There are dozens of Christmas stories out there. From Elf to Frosty to Rudolph to those tacky Christmas specials on the Hallmark channel, there are loads of options if you feel like popping some popcorn and curling up on your couch to an evening of holiday fare. Growing up, we had a handful of Christmas movies we visited every year. Many of these were all recorded on one VHS tape that my parents put together one year at Christmas when I was very little, and they got watched over and over again. The others are big screen classics. They were:
- Frosty the Snowman
- Rudolph the Red-Nosed Reindeer
- How the Grinch Stole Christmas
- Timmy’s Gift/Timmy’s Special Delivery
- Winnie the Pooh and Christmas Too
- A Garfield Christmas Special
- The Santa Clause
- Jingle All the Way
- It’s a Wonderful Life
- White Christmas
- A Christmas Carol (1951)
- Elf (a new addition….)
Some films and shorts (mostly the childish cartoons, excepting Rudolph, obviously) I no longer watch, and other ones I appreciate more now that I am grown. These stories have always been a part of my holiday tradition, but none more firmly than Dickens’ timeless classic. In its many forms, A Christmas Carol still permeates Christmas culture today. It was the only solid tradition we had growing up. On Christmas Eve, my father would lather us with snacks and sugary drinks, turn off all the lights, and we’d watch his favorite version of the story.
Ebenezer Scrooge is a man of incredible fortune. He has fought his way from poverty as a simple clerk in an accounting office to the owner of it. He has abandoned his friends, his family, and his young fiance all in pursuit of affluence and now, on Christmas Eve, he famously visited by three ghosts. He is anything but happy in his life, and he spreads his misery like a plague.
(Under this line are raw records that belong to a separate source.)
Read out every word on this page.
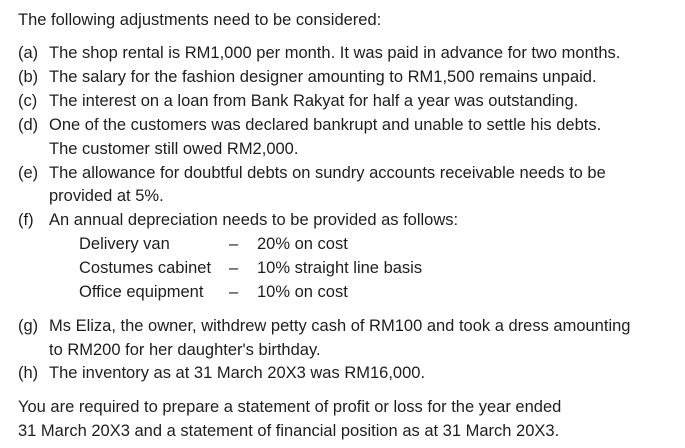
The following adjustments need to be considered:
(a) The shop rental is RM1,000 per month. It was paid in advance for two months.
(b) The salary for the fashion designer amounting to RM1,500 remains unpaid.
(c) The interest on a loan from Bank Rakyat for half a year was outstanding.
(d) One of the customers was declared bankrupt and unable to settle his debts.
The customer still owed RM2,000.
(e) The allowance for doubtful debts on sundry accounts receivable needs to be
provided at 5%.
(f) An annual depreciation needs to be provided as follows:
Delivery van	– 20% on cost
Costumes cabinet – 10% straight line basis
Office equipment – 10% on cost
(g) Ms Eliza, the owner, withdrew petty cash of RM100 and took a dress amounting
to RM200 for her daughter's birthday.
(h) The inventory as at 31 March 20X3 was RM16,000.
You are required to prepare a statement of profit or loss for the year ended
31 March 20X3 and a statement of financial position as at 31 March 20X3.
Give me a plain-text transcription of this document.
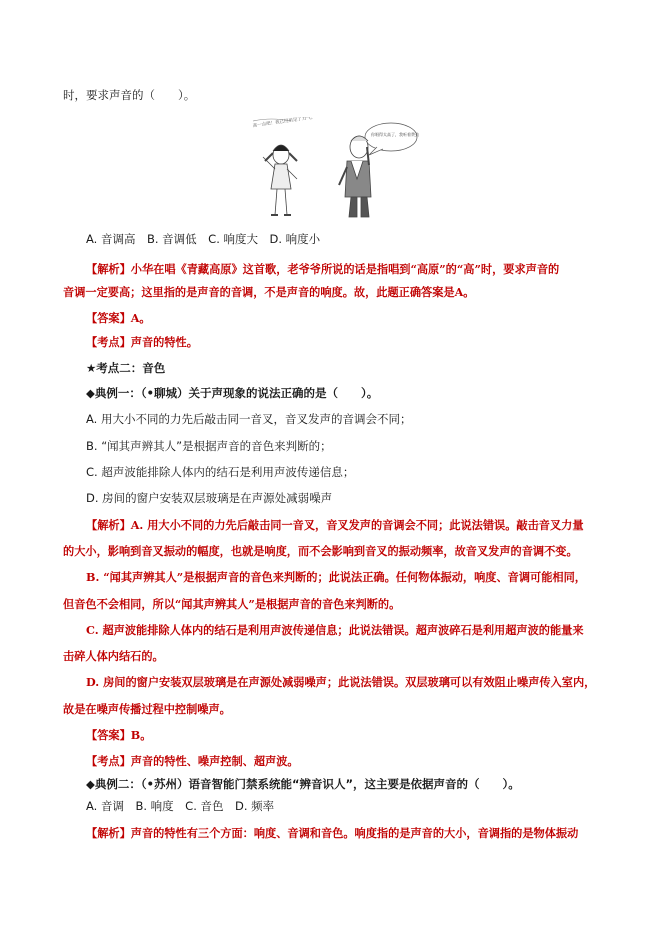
时，要求声音的（　　）。
高一点吧！我已经用足了力气。
你唱得太高了，我听着费劲
A. 音调高　B. 音调低　C. 响度大　D. 响度小
【解析】小华在唱《青藏高原》这首歌，老爷爷所说的话是指唱到“高原”的“高”时，要求声音的
音调一定要高；这里指的是声音的音调，不是声音的响度。故，此题正确答案是A。
【答案】A。
【考点】声音的特性。
★考点二：音色
◆典例一：（•聊城）关于声现象的说法正确的是（　　）。
A. 用大小不同的力先后敲击同一音叉，音叉发声的音调会不同；
B. “闻其声辨其人”是根据声音的音色来判断的；
C. 超声波能排除人体内的结石是利用声波传递信息；
D. 房间的窗户安装双层玻璃是在声源处减弱噪声
【解析】A. 用大小不同的力先后敲击同一音叉，音叉发声的音调会不同；此说法错误。敲击音叉力量
的大小，影响到音叉振动的幅度，也就是响度，而不会影响到音叉的振动频率，故音叉发声的音调不变。
B. “闻其声辨其人”是根据声音的音色来判断的；此说法正确。任何物体振动，响度、音调可能相同，
但音色不会相同，所以“闻其声辨其人”是根据声音的音色来判断的。
C. 超声波能排除人体内的结石是利用声波传递信息；此说法错误。超声波碎石是利用超声波的能量来
击碎人体内结石的。
D. 房间的窗户安装双层玻璃是在声源处减弱噪声；此说法错误。双层玻璃可以有效阻止噪声传入室内，
故是在噪声传播过程中控制噪声。
【答案】B。
【考点】声音的特性、噪声控制、超声波。
◆典例二：（•苏州）语音智能门禁系统能“辨音识人”，这主要是依据声音的（　　）。
A. 音调　B. 响度　C. 音色　D. 频率
【解析】声音的特性有三个方面：响度、音调和音色。响度指的是声音的大小，音调指的是物体振动
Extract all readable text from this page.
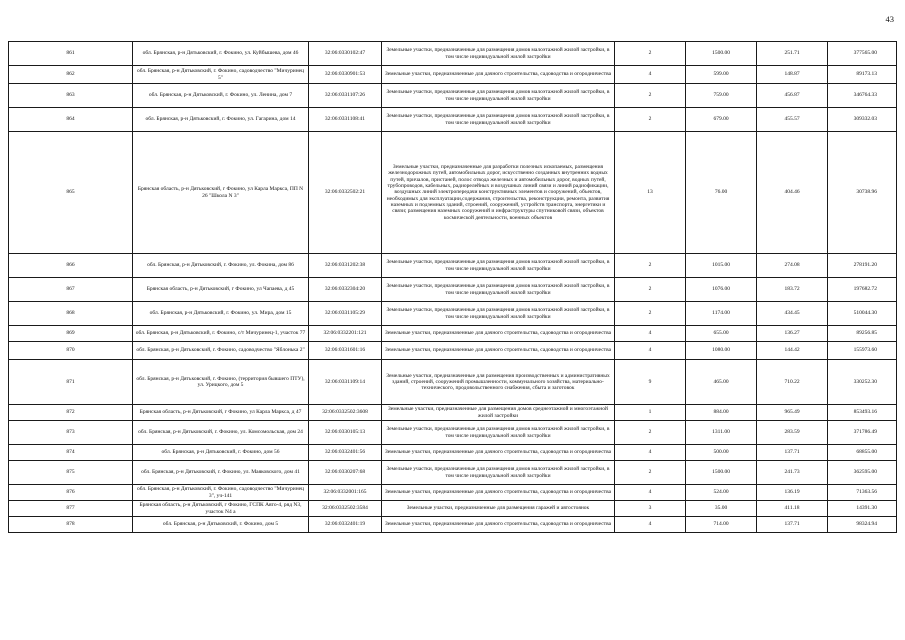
43
861	обл. Брянская, р-н Дятьковский, г. Фокино, ул. Куйбышева, дом 46	32:06:0330102:47	Земельные участки, предназначенные для размещения домов малоэтажной жилой застройки, в том числе индивидуальной жилой застройки	2	1500.00	251.71	377565.00
862	обл. Брянская, р-н Дятьковский, г. Фокино, садоводчество "Мичуринец 5"	32:06:0330901:53	Земельные участки, предназначенные для дачного строительства, садоводства и огородничества	4	599.00	148.87	89173.13
863	обл. Брянская, р-н Дятьковский, г. Фокино, ул. Ленина, дом 7	32:06:0331107:26	Земельные участки, предназначенные для размещения домов малоэтажной жилой застройки, в том числе индивидуальной жилой застройки	2	759.00	456.87	346764.33
864	обл. Брянская, р-н Дятьковский, г. Фокино, ул. Гагарина, дом 14	32:06:0331108:41	Земельные участки, предназначенные для размещения домов малоэтажной жилой застройки, в том числе индивидуальной жилой застройки	2	679.00	455.57	309332.03
865	Брянская область, р-н Дятьковский, г Фокино, ул Карла Маркса, ПП N 26 "Школа N 3"	32:06:0332502:21	Земельные участки, предназначенные для разработки полезных ископаемых, размещения железнодорожных путей, автомобильных дорог, искусственно созданных внутренних водных путей, причалов, пристаней, полос отвода железных и автомобильных дорог, водных путей, трубопроводов, кабельных, радиорелейных и воздушных линий связи и линий радиофикации, воздушных линий электропередачи конструктивных элементов и сооружений, объектов, необходимых для эксплуатации,содержания, строительства, реконструкции, ремонта, развития наземных и подземных зданий, строений, сооружений, устройств транспорта, энергетики и связи; размещения наземных сооружений и инфраструктуры спутниковой связи, объектов космической деятельности, военных объектов	13	76.00	404.46	30738.96
866	обл. Брянская, р-н Дятьковский, г. Фокино, ул. Фокина, дом 86	32:06:0331202:38	Земельные участки, предназначенные для размещения домов малоэтажной жилой застройки, в том числе индивидуальной жилой застройки	2	1015.00	274.08	278191.20
867	Брянская область, р-н Дятьковский, г Фокино, ул Чапаева, д 45	32:06:0332304:20	Земельные участки, предназначенные для размещения домов малоэтажной жилой застройки, в том числе индивидуальной жилой застройки	2	1076.00	183.72	197682.72
868	обл. Брянская, р-н Дятьковский, г. Фокино, ул. Мира, дом 15	32:06:0331105:29	Земельные участки, предназначенные для размещения домов малоэтажной жилой застройки, в том числе индивидуальной жилой застройки	2	1174.00	434.45	510044.30
869	обл. Брянская, р-н Дятьковский, г. Фокино, с/т Мичуринец-1, участок 77	32:06:0332201:121	Земельные участки, предназначенные для дачного строительства, садоводства и огородничества	4	655.00	136.27	89256.85
870	обл. Брянская, р-н Дятьковский, г. Фокино, садоводчество "Яблонька 2"	32:06:0331601:16	Земельные участки, предназначенные для дачного строительства, садоводства и огородничества	4	1080.00	144.42	155973.60
871	обл. Брянская, р-н Дятьковский, г. Фокино, (территория бывшего ПТУ), ул. Урицкого, дом 5	32:06:0331109:14	Земельные участки, предназначенные для размещения производственных и административных зданий, строений, сооружений промышленности, коммунального хозяйства, материально-технического, продовольственного снабжения, сбыта и заготовок	9	465.00	710.22	330252.30
872	Брянская область, р-н Дятьковский, г Фокино, ул Карла Маркса, д 47	32:06:0332502:3608	Земельные участки, предназначенные для размещения домов среднеэтажной и многоэтажной жилой застройки	1	884.00	965.49	853493.16
873	обл. Брянская, р-н Дятьковский, г. Фокино, ул. Комсомольская, дом 24	32:06:0330105:13	Земельные участки, предназначенные для размещения домов малоэтажной жилой застройки, в том числе индивидуальной жилой застройки	2	1311.00	283.59	371786.49
874	обл. Брянская, р-н Дятьковский, г. Фокино, дом 56	32:06:0332401:56	Земельные участки, предназначенные для дачного строительства, садоводства и огородничества	4	500.00	137.71	68855.00
875	обл. Брянская, р-н Дятьковский, г. Фокино, ул. Маяковского, дом 41	32:06:0330207:68	Земельные участки, предназначенные для размещения домов малоэтажной жилой застройки, в том числе индивидуальной жилой застройки	2	1500.00	241.73	362595.00
876	обл. Брянская, р-н Дятьковский, г. Фокино, садоводчество "Мичуринец 3", уч-141	32:06:0332001:165	Земельные участки, предназначенные для дачного строительства, садоводства и огородничества	4	524.00	136.19	71363.56
877	Брянская область, р-н Дятьковский, г Фокино, ГСПК Авто-4, ряд N3, участок N4 а	32:06:0332502:3584	Земельные участки, предназначенные для размещения гаражей и автостоянок	3	35.00	411.18	14391.30
878	обл. Брянская, р-н Дятьковский, г. Фокино, дом 5	32:06:0332401:19	Земельные участки, предназначенные для дачного строительства, садоводства и огородничества	4	714.00	137.71	98324.94
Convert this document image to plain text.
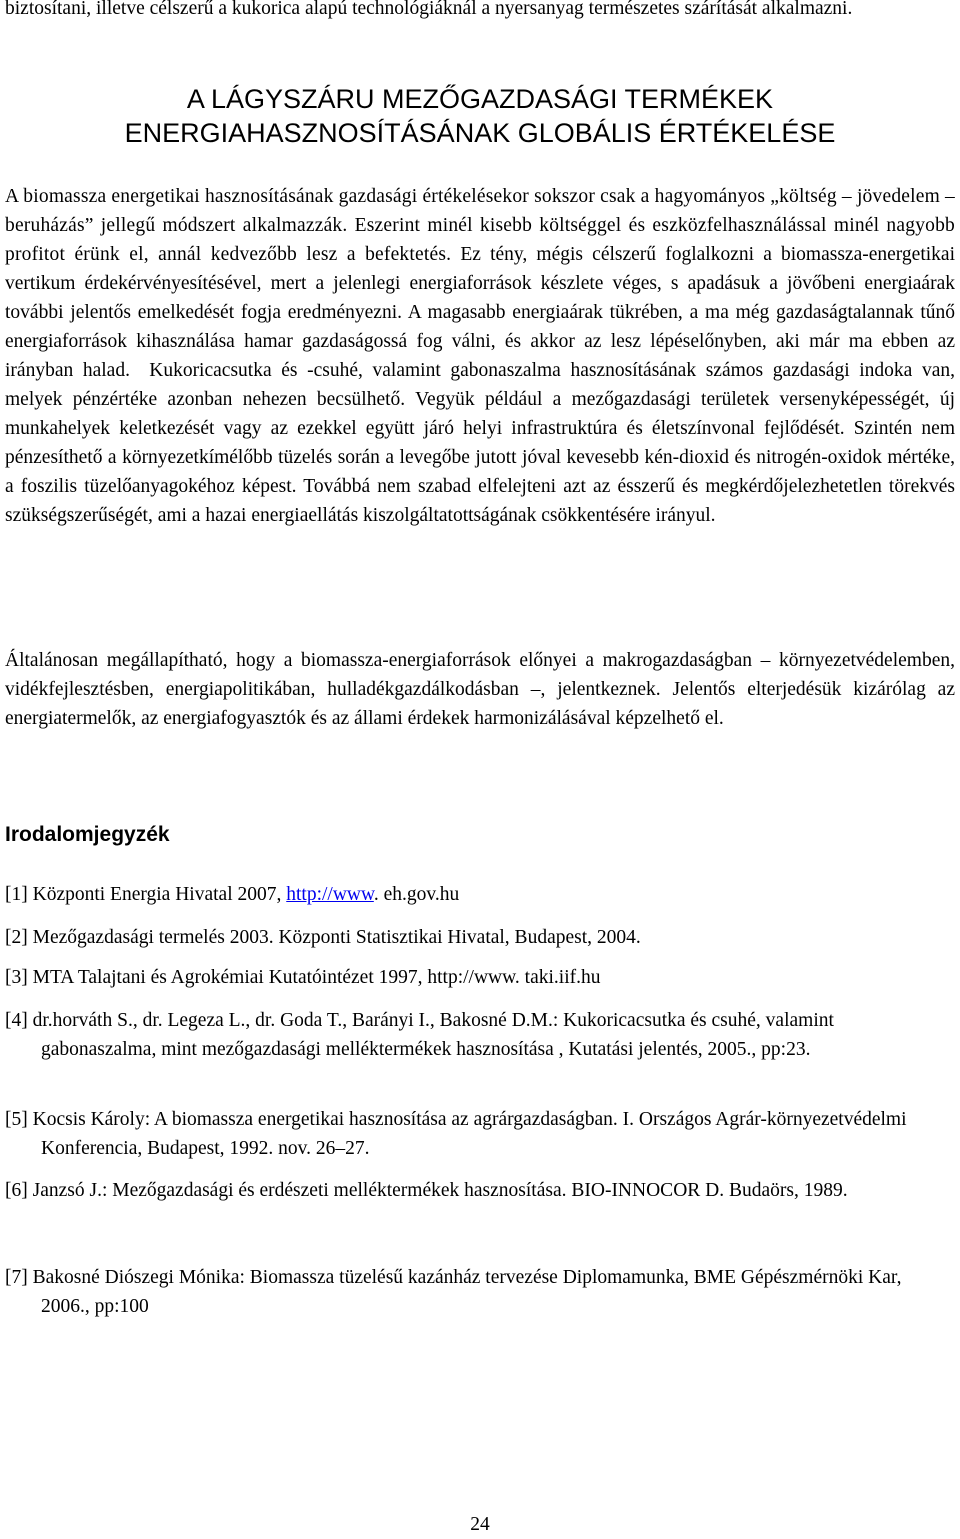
biztosítani, illetve célszerű a kukorica alapú technológiáknál a nyersanyag természetes szárítását alkalmazni.

A LÁGYSZÁRU MEZŐGAZDASÁGI TERMÉKEK
ENERGIAHASZNOSÍTÁSÁNAK GLOBÁLIS ÉRTÉKELÉSE

A biomassza energetikai hasznosításának gazdasági értékelésekor sokszor csak a hagyományos „költség – jövedelem – beruházás” jellegű módszert alkalmazzák. Eszerint minél kisebb költséggel és eszközfelhasználással minél nagyobb profitot érünk el, annál kedvezőbb lesz a befektetés. Ez tény, mégis célszerű foglalkozni a biomassza-energetikai vertikum érdekérvényesítésével, mert a jelenlegi energiaforrások készlete véges, s apadásuk a jövőbeni energiaárak további jelentős emelkedését fogja eredményezni. A magasabb energiaárak tükrében, a ma még gazdaságtalannak tűnő energiaforrások kihasználása hamar gazdaságossá fog válni, és akkor az lesz lépéselőnyben, aki már ma ebben az irányban halad. Kukoricacsutka és -csuhé, valamint gabonaszalma hasznosításának számos gazdasági indoka van, melyek pénzértéke azonban nehezen becsülhető. Vegyük például a mezőgazdasági területek versenyképességét, új munkahelyek keletkezését vagy az ezekkel együtt járó helyi infrastruktúra és életszínvonal fejlődését. Szintén nem pénzesíthető a környezetkímélőbb tüzelés során a levegőbe jutott jóval kevesebb kén-dioxid és nitrogén-oxidok mértéke, a foszilis tüzelőanyagokéhoz képest. Továbbá nem szabad elfelejteni azt az ésszerű és megkérdőjelezhetetlen törekvés szükségszerűségét, ami a hazai energiaellátás kiszolgáltatottságának csökkentésére irányul.

Általánosan megállapítható, hogy a biomassza-energiaforrások előnyei a makrogazdaságban – környezetvédelemben, vidékfejlesztésben, energiapolitikában, hulladékgazdálkodásban –, jelentkeznek. Jelentős elterjedésük kizárólag az energiatermelők, az energiafogyasztók és az állami érdekek harmonizálásával képzelhető el.

Irodalomjegyzék

[1] Központi Energia Hivatal 2007, http://www. eh.gov.hu

[2] Mezőgazdasági termelés 2003. Központi Statisztikai Hivatal, Budapest, 2004.

[3] MTA Talajtani és Agrokémiai Kutatóintézet 1997, http://www. taki.iif.hu

[4] dr.horváth S., dr. Legeza L., dr. Goda T., Barányi I., Bakosné D.M.: Kukoricacsutka és csuhé, valamint gabonaszalma, mint mezőgazdasági melléktermékek hasznosítása , Kutatási jelentés, 2005., pp:23.

[5] Kocsis Károly: A biomassza energetikai hasznosítása az agrárgazdaságban. I. Országos Agrár-környezetvédelmi Konferencia, Budapest, 1992. nov. 26–27.

[6] Janzsó J.: Mezőgazdasági és erdészeti melléktermékek hasznosítása. BIO-INNOCOR D. Budaörs, 1989.

[7] Bakosné Diószegi Mónika: Biomassza tüzelésű kazánház tervezése Diplomamunka, BME Gépészmérnöki Kar, 2006., pp:100

24
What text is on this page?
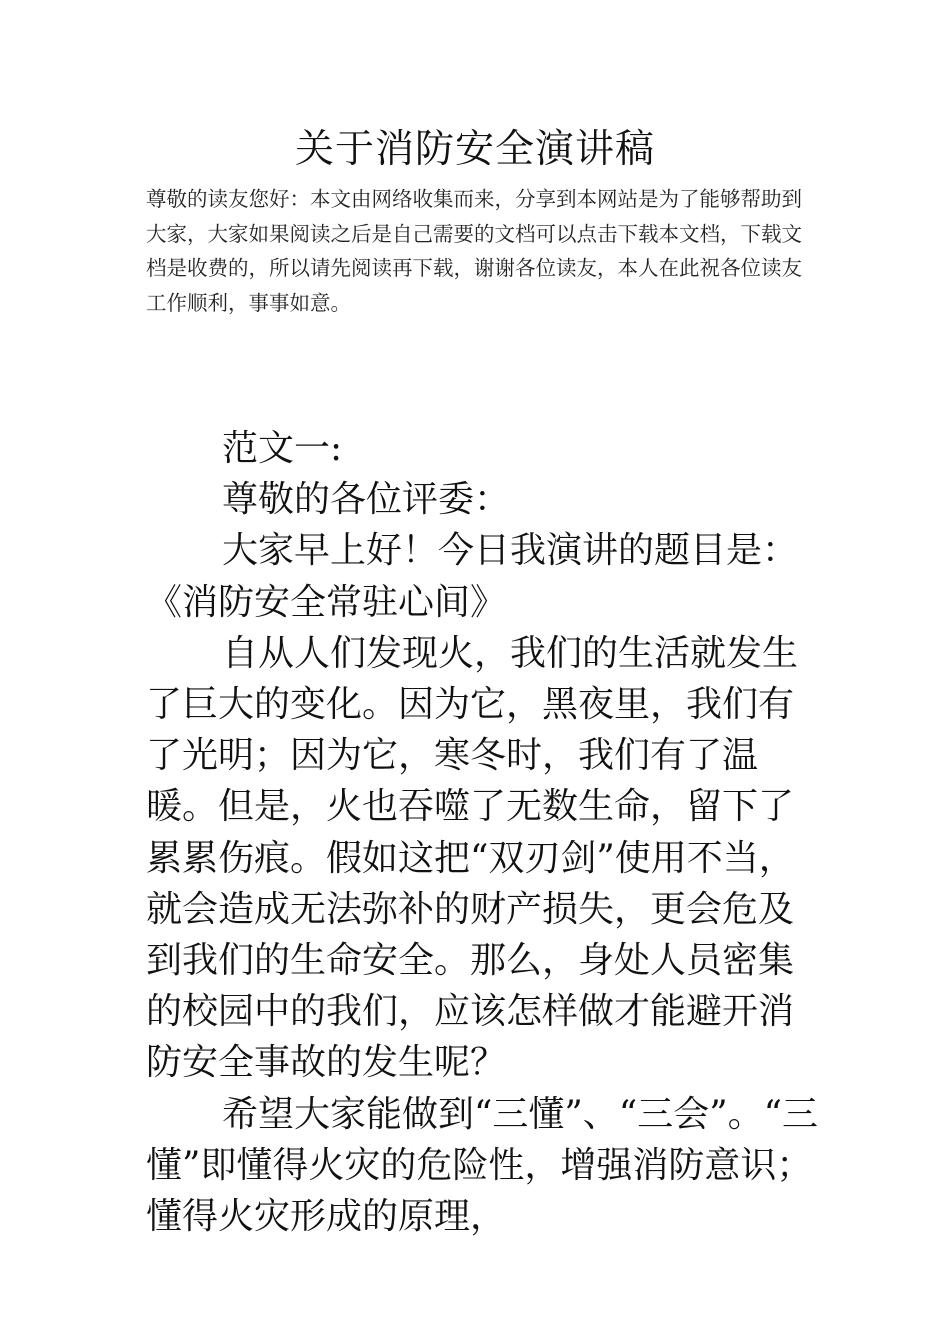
关于消防安全演讲稿

尊敬的读友您好：本文由网络收集而来，分享到本网站是为了能够帮助到大家，大家如果阅读之后是自己需要的文档可以点击下载本文档，下载文档是收费的，所以请先阅读再下载，谢谢各位读友，本人在此祝各位读友工作顺利，事事如意。

范文一:

尊敬的各位评委：

大家早上好！今日我演讲的题目是：《消防安全常驻心间》

自从人们发现火，我们的生活就发生了巨大的变化。因为它，黑夜里，我们有了光明；因为它，寒冬时，我们有了温暖。但是，火也吞噬了无数生命，留下了累累伤痕。假如这把“双刃剑”使用不当，就会造成无法弥补的财产损失，更会危及到我们的生命安全。那么，身处人员密集的校园中的我们，应该怎样做才能避开消防安全事故的发生呢？

希望大家能做到“三懂”、“三会”。“三懂”即懂得火灾的危险性，增强消防意识；懂得火灾形成的原理，
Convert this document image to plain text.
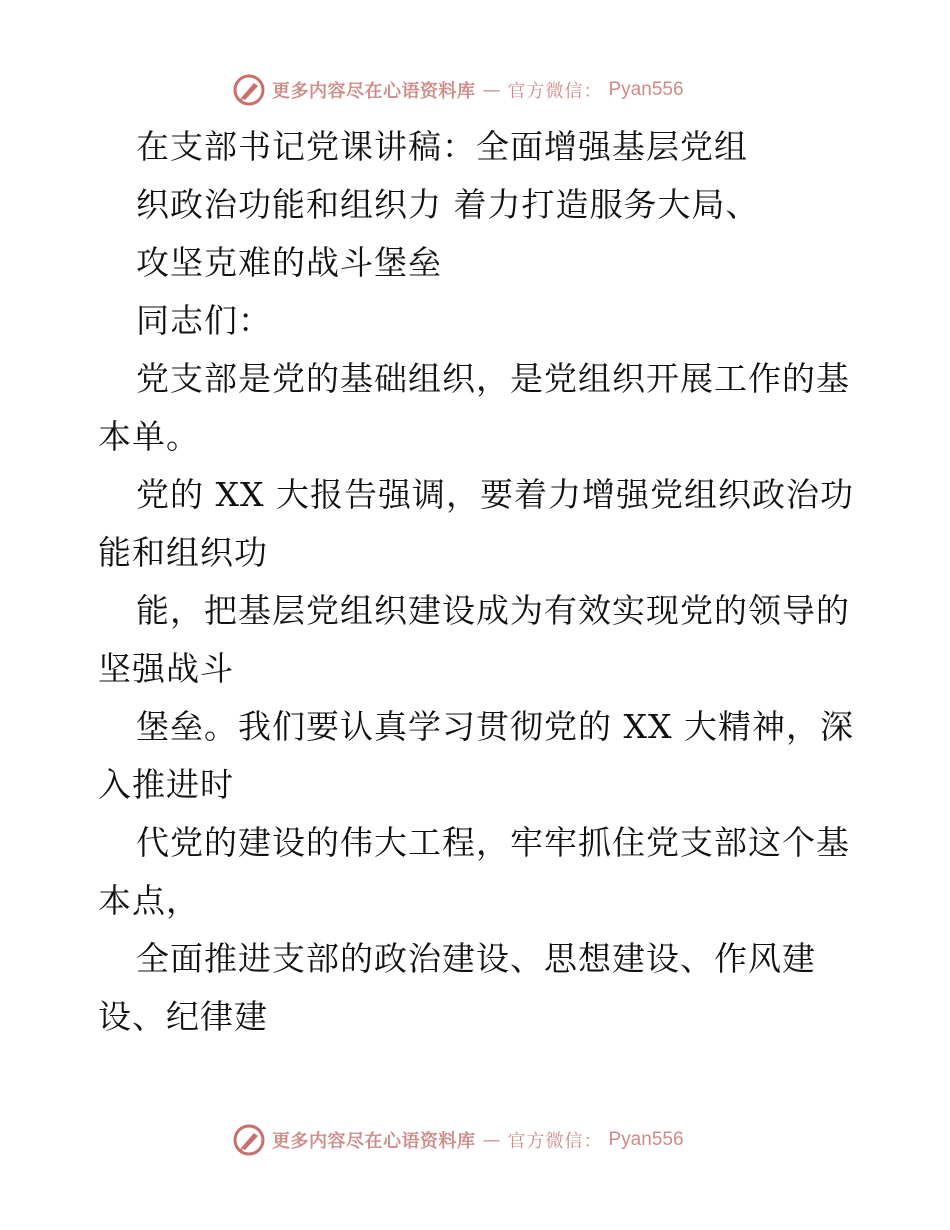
更多内容尽在心语资料库 — 官方微信： Pyan556
在支部书记党课讲稿：全面增强基层党组
织政治功能和组织力 着力打造服务大局、
攻坚克难的战斗堡垒
同志们：
党支部是党的基础组织，是党组织开展工作的基
本单。
党的 XX 大报告强调，要着力增强党组织政治功
能和组织功
能，把基层党组织建设成为有效实现党的领导的
坚强战斗
堡垒。我们要认真学习贯彻党的 XX 大精神，深
入推进时
代党的建设的伟大工程，牢牢抓住党支部这个基
本点，
全面推进支部的政治建设、思想建设、作风建
设、纪律建
更多内容尽在心语资料库 — 官方微信： Pyan556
Then, in the course of a single night, he is shown his many failings and is inspired to turn his life around. To quote the book itself:
“He became as good a friend, as good a master, and as good a man as the good old city ever knew, or any other good old city, town, or borough in the good old world.”
Whether you appreciate the moral revelation, or believe (as my father does) that Dickens’ story is the tale of a sinful man’s religious resurrection… the story resonates. It tells us of the hardest of souls, and inspires us to believe that even the cruelest of men can be changed and softened. That there is hope for everyone. That the spirit of Christmas may live in everyone’s heart is a beautiful thought. I’m a sucker for any message of hope.
I try not to be too Scrooge-esque at Christmas time. I try to be generous, kind, and loving. I try to curb my own anger and not crush those around me, no matter how foul I feel. It’s very easy as an adult in this dog-eat-dog world to want to shout “Bah humbug!” from the tallest of mountains. But I try not to. Because with a smile and an open mind, it’s very easy to let the childish joy of the season revive you.
Which Christmas story resonates with y’all?